One of the fight pastors, John Renken, watches proudly as his very young sons shoot guns. He laughs at one boy when an expended shell strikes the boy in the mouth, making him bleed and cry. Renken is one of those who believe that there’s a “crisis of masculinity” in the U.S. today and that it is the source of most of our social ills. It seems that their love of MMA really stems from a belief that they are reclaiming a “warrior ethos” (their words). They all speak of wanting to “glorify God” in their actions, but doing so appears to consist of doing everything the same way as a secular fighter, only with occasional prayers and public declarations of faith.

fight church paul burress

This is the crisis of modern Christianity summed up, really. So many are sold on the idea that they are involved in an epic war between good and evil, but wars of the spirit involve very little actual fighting. Much of Christian culture involves boostering mundane activities with seriousness and battle rhetoric. You see it in the support for Tim Tebow, for instance. Any setback to his career isn’t sports as usual — it’s persecution. Branching this into cage fighting seems like a natural, if literal, extension. There are other voices in the doc that dispute the idea that there’s anything godly about MMA, chiefly a Catholic priest who’s involved in maintaining New York’s ban on the sport. But the rising popularity of “fight churches” suggests that the trend will only grow over time.
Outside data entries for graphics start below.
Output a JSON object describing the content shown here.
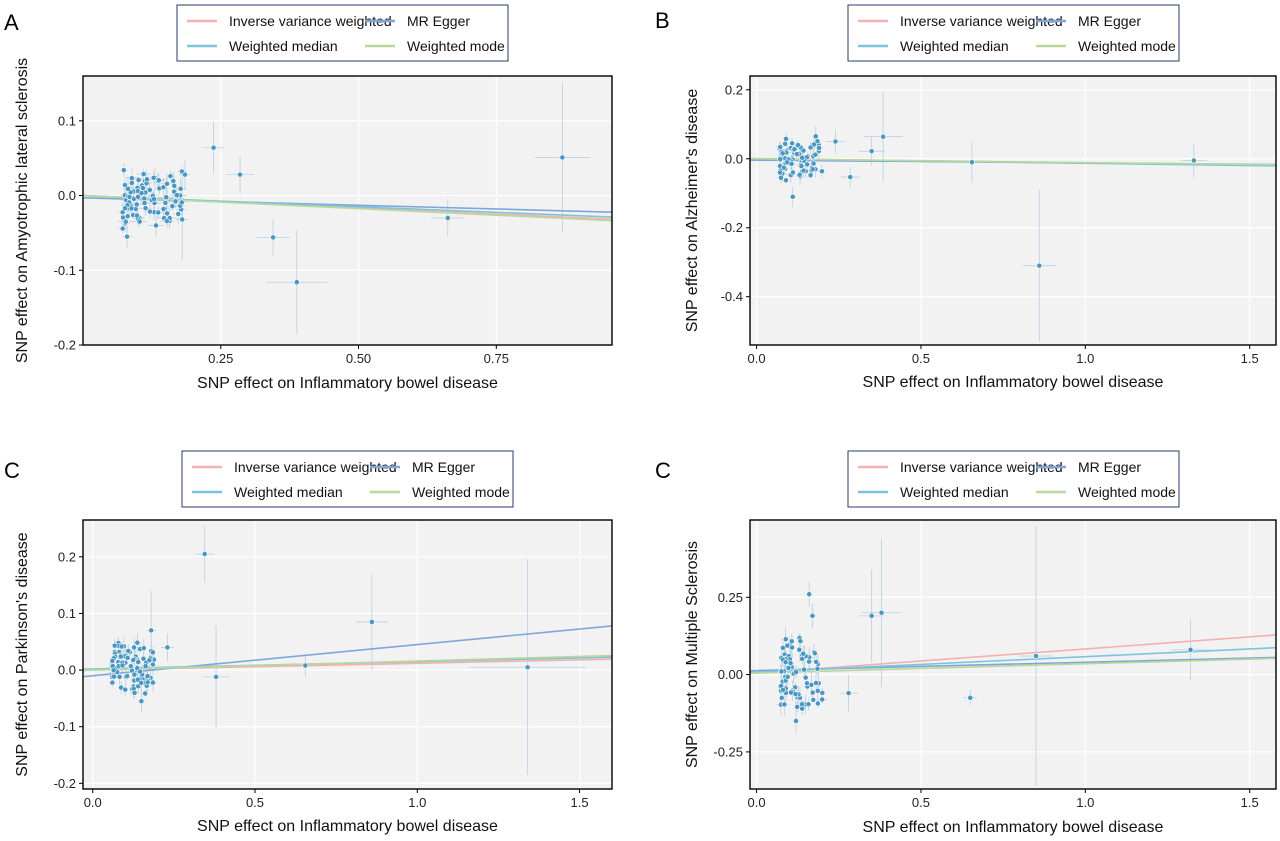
{
  "legend": {
    "ivw": "Inverse variance weighted",
    "egger": "MR Egger",
    "wmed": "Weighted median",
    "wmode": "Weighted mode"
  },
  "colors": {
    "ivw": "#f4b0ae",
    "egger": "#7ea6d8",
    "wmed": "#7cc4dc",
    "wmode": "#b9d89a",
    "point": "#4a97c4",
    "panel_bg": "#f2f2f2",
    "grid": "#ffffff"
  },
  "chart_data": [
    {
      "type": "scatter",
      "panel_label": "A",
      "xlabel": "SNP effect on Inflammatory bowel disease",
      "ylabel": "SNP effect on Amyotrophic lateral sclerosis",
      "xlim": [
        0.0,
        0.96
      ],
      "ylim": [
        -0.2,
        0.16
      ],
      "xticks": [
        0.25,
        0.5,
        0.75
      ],
      "xtick_labels": [
        "0.25",
        "0.50",
        "0.75"
      ],
      "yticks": [
        -0.2,
        -0.1,
        0.0,
        0.1
      ],
      "ytick_labels": [
        "-0.2",
        "-0.1",
        "0.0",
        "0.1"
      ],
      "grid": true,
      "lines": [
        {
          "method": "ivw",
          "slope": -0.033,
          "intercept": 0.0
        },
        {
          "method": "egger",
          "slope": -0.02,
          "intercept": -0.003
        },
        {
          "method": "wmed",
          "slope": -0.03,
          "intercept": 0.0
        },
        {
          "method": "wmode",
          "slope": -0.035,
          "intercept": 0.0
        }
      ],
      "points": [
        {
          "x": 0.237,
          "y": 0.064,
          "xerr": 0.02,
          "yerr": 0.035
        },
        {
          "x": 0.285,
          "y": 0.028,
          "xerr": 0.025,
          "yerr": 0.025
        },
        {
          "x": 0.185,
          "y": 0.028,
          "xerr": 0.01,
          "yerr": 0.02
        },
        {
          "x": 0.345,
          "y": -0.056,
          "xerr": 0.03,
          "yerr": 0.025
        },
        {
          "x": 0.388,
          "y": -0.116,
          "xerr": 0.055,
          "yerr": 0.07
        },
        {
          "x": 0.662,
          "y": -0.03,
          "xerr": 0.03,
          "yerr": 0.025
        },
        {
          "x": 0.87,
          "y": 0.051,
          "xerr": 0.05,
          "yerr": 0.1
        },
        {
          "x": 0.08,
          "y": -0.055,
          "xerr": 0.008,
          "yerr": 0.015
        },
        {
          "x": 0.18,
          "y": -0.032,
          "xerr": 0.01,
          "yerr": 0.055
        }
      ],
      "cluster": {
        "x_range": [
          0.07,
          0.18
        ],
        "y_range": [
          -0.045,
          0.038
        ],
        "n": 95,
        "seed": 11
      }
    },
    {
      "type": "scatter",
      "panel_label": "B",
      "xlabel": "SNP effect on Inflammatory bowel disease",
      "ylabel": "SNP effect on Alzheimer's disease",
      "xlim": [
        -0.02,
        1.58
      ],
      "ylim": [
        -0.54,
        0.24
      ],
      "xticks": [
        0.0,
        0.5,
        1.0,
        1.5
      ],
      "xtick_labels": [
        "0.0",
        "0.5",
        "1.0",
        "1.5"
      ],
      "yticks": [
        -0.4,
        -0.2,
        0.0,
        0.2
      ],
      "ytick_labels": [
        "-0.4",
        "-0.2",
        "0.0",
        "0.2"
      ],
      "grid": true,
      "lines": [
        {
          "method": "ivw",
          "slope": -0.012,
          "intercept": 0.0
        },
        {
          "method": "egger",
          "slope": -0.008,
          "intercept": -0.004
        },
        {
          "method": "wmed",
          "slope": -0.013,
          "intercept": 0.0
        },
        {
          "method": "wmode",
          "slope": -0.011,
          "intercept": 0.0
        }
      ],
      "points": [
        {
          "x": 0.385,
          "y": 0.064,
          "xerr": 0.06,
          "yerr": 0.13
        },
        {
          "x": 0.24,
          "y": 0.05,
          "xerr": 0.03,
          "yerr": 0.035
        },
        {
          "x": 0.35,
          "y": 0.022,
          "xerr": 0.04,
          "yerr": 0.04
        },
        {
          "x": 0.285,
          "y": -0.053,
          "xerr": 0.03,
          "yerr": 0.03
        },
        {
          "x": 0.655,
          "y": -0.01,
          "xerr": 0.03,
          "yerr": 0.06
        },
        {
          "x": 0.86,
          "y": -0.31,
          "xerr": 0.05,
          "yerr": 0.22
        },
        {
          "x": 1.33,
          "y": -0.005,
          "xerr": 0.04,
          "yerr": 0.05
        },
        {
          "x": 0.11,
          "y": -0.11,
          "xerr": 0.01,
          "yerr": 0.03
        },
        {
          "x": 0.18,
          "y": 0.065,
          "xerr": 0.01,
          "yerr": 0.03
        }
      ],
      "cluster": {
        "x_range": [
          0.07,
          0.2
        ],
        "y_range": [
          -0.065,
          0.07
        ],
        "n": 85,
        "seed": 23
      }
    },
    {
      "type": "scatter",
      "panel_label": "C",
      "xlabel": "SNP effect on Inflammatory bowel disease",
      "ylabel": "SNP effect on Parkinson's disease",
      "xlim": [
        -0.03,
        1.6
      ],
      "ylim": [
        -0.21,
        0.265
      ],
      "xticks": [
        0.0,
        0.5,
        1.0,
        1.5
      ],
      "xtick_labels": [
        "0.0",
        "0.5",
        "1.0",
        "1.5"
      ],
      "yticks": [
        -0.2,
        -0.1,
        0.0,
        0.1,
        0.2
      ],
      "ytick_labels": [
        "-0.2",
        "-0.1",
        "0.0",
        "0.1",
        "0.2"
      ],
      "grid": true,
      "lines": [
        {
          "method": "ivw",
          "slope": 0.012,
          "intercept": 0.0
        },
        {
          "method": "egger",
          "slope": 0.055,
          "intercept": -0.01
        },
        {
          "method": "wmed",
          "slope": 0.013,
          "intercept": 0.002
        },
        {
          "method": "wmode",
          "slope": 0.016,
          "intercept": 0.0
        }
      ],
      "points": [
        {
          "x": 0.345,
          "y": 0.205,
          "xerr": 0.03,
          "yerr": 0.05
        },
        {
          "x": 0.38,
          "y": -0.012,
          "xerr": 0.04,
          "yerr": 0.09
        },
        {
          "x": 0.655,
          "y": 0.008,
          "xerr": 0.02,
          "yerr": 0.02
        },
        {
          "x": 0.86,
          "y": 0.085,
          "xerr": 0.05,
          "yerr": 0.085
        },
        {
          "x": 1.34,
          "y": 0.005,
          "xerr": 0.18,
          "yerr": 0.19
        },
        {
          "x": 0.23,
          "y": 0.04,
          "xerr": 0.02,
          "yerr": 0.025
        },
        {
          "x": 0.18,
          "y": 0.07,
          "xerr": 0.015,
          "yerr": 0.07
        },
        {
          "x": 0.15,
          "y": -0.055,
          "xerr": 0.01,
          "yerr": 0.02
        }
      ],
      "cluster": {
        "x_range": [
          0.06,
          0.19
        ],
        "y_range": [
          -0.045,
          0.055
        ],
        "n": 95,
        "seed": 37
      }
    },
    {
      "type": "scatter",
      "panel_label": "C",
      "xlabel": "SNP effect on Inflammatory bowel disease",
      "ylabel": "SNP effect on Multiple Sclerosis",
      "xlim": [
        -0.02,
        1.58
      ],
      "ylim": [
        -0.37,
        0.5
      ],
      "xticks": [
        0.0,
        0.5,
        1.0,
        1.5
      ],
      "xtick_labels": [
        "0.0",
        "0.5",
        "1.0",
        "1.5"
      ],
      "yticks": [
        -0.25,
        0.0,
        0.25
      ],
      "ytick_labels": [
        "-0.25",
        "0.00",
        "0.25"
      ],
      "grid": true,
      "lines": [
        {
          "method": "ivw",
          "slope": 0.078,
          "intercept": 0.005
        },
        {
          "method": "egger",
          "slope": 0.027,
          "intercept": 0.013
        },
        {
          "method": "wmed",
          "slope": 0.05,
          "intercept": 0.008
        },
        {
          "method": "wmode",
          "slope": 0.03,
          "intercept": 0.005
        }
      ],
      "points": [
        {
          "x": 0.16,
          "y": 0.26,
          "xerr": 0.01,
          "yerr": 0.04
        },
        {
          "x": 0.17,
          "y": 0.19,
          "xerr": 0.01,
          "yerr": 0.04
        },
        {
          "x": 0.35,
          "y": 0.19,
          "xerr": 0.04,
          "yerr": 0.15
        },
        {
          "x": 0.38,
          "y": 0.2,
          "xerr": 0.06,
          "yerr": 0.24
        },
        {
          "x": 0.28,
          "y": -0.06,
          "xerr": 0.03,
          "yerr": 0.06
        },
        {
          "x": 0.65,
          "y": -0.075,
          "xerr": 0.02,
          "yerr": 0.025
        },
        {
          "x": 0.85,
          "y": 0.06,
          "xerr": 0.05,
          "yerr": 0.42
        },
        {
          "x": 1.32,
          "y": 0.08,
          "xerr": 0.06,
          "yerr": 0.1
        },
        {
          "x": 0.12,
          "y": -0.15,
          "xerr": 0.01,
          "yerr": 0.04
        }
      ],
      "cluster": {
        "x_range": [
          0.07,
          0.2
        ],
        "y_range": [
          -0.12,
          0.14
        ],
        "n": 80,
        "seed": 53
      }
    }
  ]
}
Of course, the idea of reclaiming American masculinity is not strictly a Christian one. Sports are often spoken of in warlike terms in our culture, with athletes referred to as gladiators and games as battles. So many fans live vicariously through these events, and these characters are no different. In one sequence, Renken decides to come out of retirement to fight a man who insulted his wife on Facebook, in some absurd parody of old-fashioned “honorable” behavior filtered through the exceptionally low stakes of conflict in middle American life. In one hilarious scene, he’s so beleaguered by his workout that he must take a break from an interview to projectile vomit.

Directors Daniel Junge (an Oscar winner for his 2012 short Saving Face) and Bryan Storkel (Holy Rollers: The True Story of Card Counting Christians) utilize the standard hands-off approach, mostly letting their subjects speak for themselves. The choice of music occasionally games the mood against the characters, though, such as the uneasy tones that play when Renken takes his sons out shooting. The production is so low-key that sporadic stylistic flourishes feel awkward. Referring again to the shooting scene, the action goes into slow motion as one boy takes aim and fires. As someone who is avowedly in favor of formalistic bravery in documentary filmmaking, I generally approve of such touches. But when they come so infrequently, they just stick out rather than add to the experience. And diversions concerning the effort to legalize MMA in New York feel more like an attempt to pad out the runtime than anything else.

Fight Church is an interesting look at Christianity and masculinity in America today and how the two intersect. It’s another doc that’s content to stick with and dig around in its subject for a bit, without ever getting too deep. It does, however, capture enough little moments that can provoke further discussion, even if it never capitalizes on them on its own.